Kammers e Ghisi [2] estudaram a distribuição da demanda de água em edifícios públicos, localizados em cidades litorâneas. Em função desse estudo, foram extraídos os parâmetros de demanda de água para aplicação no atual trabalho. Dessa forma, os usos finais de água para bacia sanitária corresponderam a 55,8%; mictório, 14,3%; torneira de banheiro, 18,3%; e outros 11,6 %. Adotou-se o lavatório para percentagem de uso final de 18,3%.

A contribuição diária de esgoto (C) adotada para edifício público baseou-se na NBR 7229 [3], que estabelece 50 litros por pessoa.

Estimou-se a população do edifício em funcionamento em 65 pessoas e os dias de contribuição para o sistema de reúso como sendo 20 dias úteis por mês.

Com relação ao sistema de reúso de água cinza, ficou definido como sendo reúso direto planejado não potável de água. Foi observada a coleta dos efluentes dos lavatórios nos oito banheiros da edificação, realizando o tratamento, o armazenamento e a distribuição do esgoto tratado para a rega do jardim da cobertura verde a ser instalada. A coleta de água cinza fundamentou-se no método utilizado para o sistema de coleta na contagem das Unidades Hunter de Contribuição (UHC). Foram definidos todos os pontos de coleta de água e com o auxílio da NBR 8160 [4] foi determinado o número de UHC de cada aparelho, obtendo assim o diâmetro nominal dos seus respectivos ramais de descarga. Com as contribuições dos aparelhos sanitários definidas, pode-se dimensionar as caixas sifonadas dos banheiros e os respectivos ramais de esgoto. Em relação ao reservatório de água tratada, multiplicou-se o parâmetro do consumo de rega pela área de jardim e pela quantidade de dias de rega no mês, obtendo o volume de consumo mensal da rega na cobertura na quantidade de 10 560 L, acrescidos 10% para possíveis mudanças climáticas. Esse valor possibilitou encontrar o volume diário de consumo, que quando dividido pela quantidade de regas durante o mês, resultou em 12 dias. Em seguida, encontrou-se um volume de 880 litros ou 0,88 m3 diário. O cálculo do reservatório foi dimensionado para dois dias de detenção, uma vez que a rega será realizada em dias alternados durante a semana. Sabendo que sua vazão estimada de consumo é de 0,88 m3/dia, tem-se o volume útil necessário do reservatório, (1,76 m3 ou 1760 litros). Foi adotada a distância de 30 cm da altura da válvula de pé de crivo ao fundo do reservatório, conforme solicitado pela NBR 5626 [5]. Também em função dessa norma foi elaborado o projeto de distribuição da água cinza tratada. Para o dimensionamento do conjunto elevatório foram seguidas as recomendações da NBR 12214 [6].

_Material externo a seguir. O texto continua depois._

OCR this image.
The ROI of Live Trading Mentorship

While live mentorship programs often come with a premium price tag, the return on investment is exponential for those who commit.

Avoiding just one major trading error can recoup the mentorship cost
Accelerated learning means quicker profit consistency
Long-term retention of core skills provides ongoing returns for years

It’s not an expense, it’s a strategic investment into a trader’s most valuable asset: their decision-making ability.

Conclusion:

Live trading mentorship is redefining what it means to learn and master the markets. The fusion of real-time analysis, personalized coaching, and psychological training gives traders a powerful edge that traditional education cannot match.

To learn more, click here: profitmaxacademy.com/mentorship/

O sistema de irrigação proposto foi montado com mangueira de gotejamento a cada 30 cm. A vazão por fileira foi de aproximadamente 1,5 L/hora de água, com pressão de trabalho igual a 8 mca. O diâmetro da mangueira é de 1/2 polegada ou 12,7 milímetros, com durabilidade e resistência à exposição ao sol de cinco anos.

O tratamento das águas cinza proposto foi por meio de filtração, utilizando os mecanismos de impedimento físico e biológico dos resíduos presentes na água cinza, sendo a matéria orgânica biodegradada por uma população de micro-organismos e por minhocas.

Resultados

Avaliação do reúso na edificação

Para avaliar o sistema de reúso da água cinza na edificação foram comparadas as estimativas de oferta e demanda para o fim especificado.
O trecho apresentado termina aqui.